Una soluzione che, comunque, ha superato finora il vaglio della giustizia amministrativa, ma che da un lato lascia aperti dubbi di compatibilità costituzionale, dall’altro rimane non adeguata alla straordinaria necessità di investimenti infrastrutturali nel settore.

C’è da chiedersi, a questo punto, se cinque anni siano sufficienti per consentire ad una nuova maggioranza parlamentare e ad un nuovo Governo –che si è caratterizzato per un importante impegno riformatore- di rimettere in discussione il risultato di un referendum fortemente condizionato dalla falsa antitesi acqua pubblica – acqua privata.

Proprio per preservare la qualità dell’acqua, limitarne l’imponente dispersione, fronteggiare l’emergenza del dissesto idrogeologico, il servizio idrico integrato ha bisogno di interventi infrastrutturali di tale portata da consigliare –se non rendere addirittura necessaria- la partecipazione di capitali privati, i quali ovviamente non vengono attratti da investimenti privi di possibilità di adeguata remunerazione.

La Corte di giustizia ha sanzionato il nostro Paese per l’inadempimento della normativa sugli scarichi delle acque reflue. La Struttura di missione contro il dissesto idrogeologico ha verificato che 3 italiani su 10 non sono ancora allacciati a fognature o depuratori.
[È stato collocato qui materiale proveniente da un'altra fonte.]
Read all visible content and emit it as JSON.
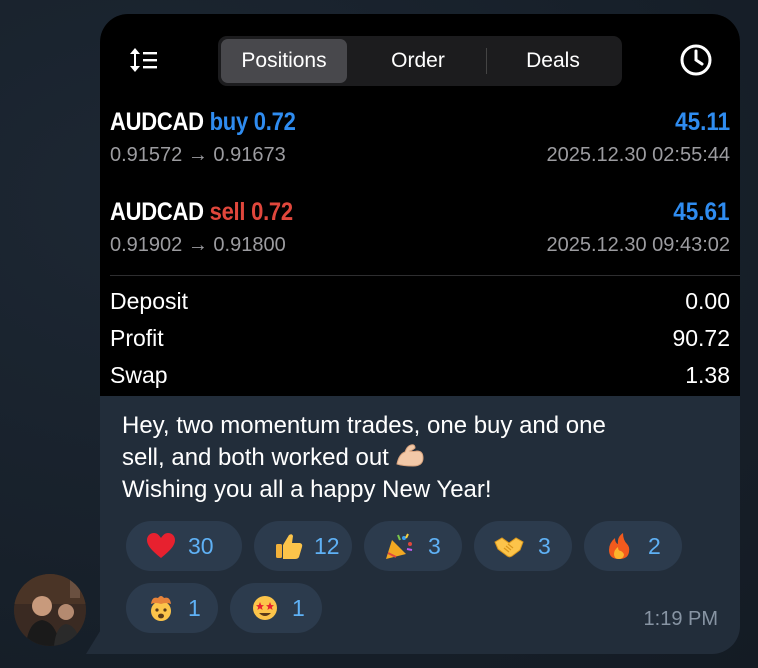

La media della dispersione idrica nelle sole grandi città era al 2013 del 34%. L’AEGSI ha stimato in oltre 65,15, miliardi di euro, a valori 2011, il fabbisogno per gli interventi necessari all’ammodernamento e mantenimento della rete idrica.

Le istanze pubbliche e l’universalità del servizio sono garantite nel nostro sistema dalla presenza di poteri di regolazione particolarmente incisivi e pervasivi, fortemente implementati dal Governo Renzi con il decreto Sblocca Italia e con il Collegato ambientale.

L’attività di regolazione si articola su una pluralità di livelli: centrale, con il Ministero dell’ambiente e della tutela del territorio e del mare e con l’Autorità per l’energia elettrica, il gas ed il servizio idrico (dal testo unico sui servizi pubblici ridenominata ARERA), alla quale ultima il D.P.C.M. 20 luglio 2012 affida –tra gli altri- i compiti di definire i livelli minimi e gli obiettivi di qualità del servizio, di predisporre una o più convenzioni tipo per la regolazione dei rapporti tra autorità competenti all’affidamento del servizio e soggetti gestori, di definire le componenti di costo per la determinazione della tariffa, predisponendo e rivedendo periodicamente il metodo tariffario, di verificare la corretta redazione del piano d’ambito e di approvare le tariffe del servizio. A livello periferico, con le Regioni che debbono individuare gli enti di governo degli ambiti territoriali ottimali, necessariamente partecipati dagli enti locali ricadenti nell’ambito, i quali enti di governo, a loro volta, devono predisporre ed aggiornare il piano d’ambito e deliberare la forma di gestione del servizio ed affidarlo.

Il Collegato ambientale garantisce l’accesso universale all’acqua, assicurando agli utenti domestici in condizioni economico-sociali disagiate, la fornitura, a condizioni agevolate, della quantità di acqua necessaria per il soddisfacimento dei bisogni fondamentali.

In tale contesto, caratterizzato da una forte regolazione di carattere pubblico, ben può la gestione del servizio essere affidata a chi –soggetto partecipato dal pubblico o concessionario privato- meglio ne assicuri l’efficienza e l’efficacia e magari concorra con propri capitali –evidentemente, adeguatamente remunerati con la tariffa- all’ammodernamento della rete.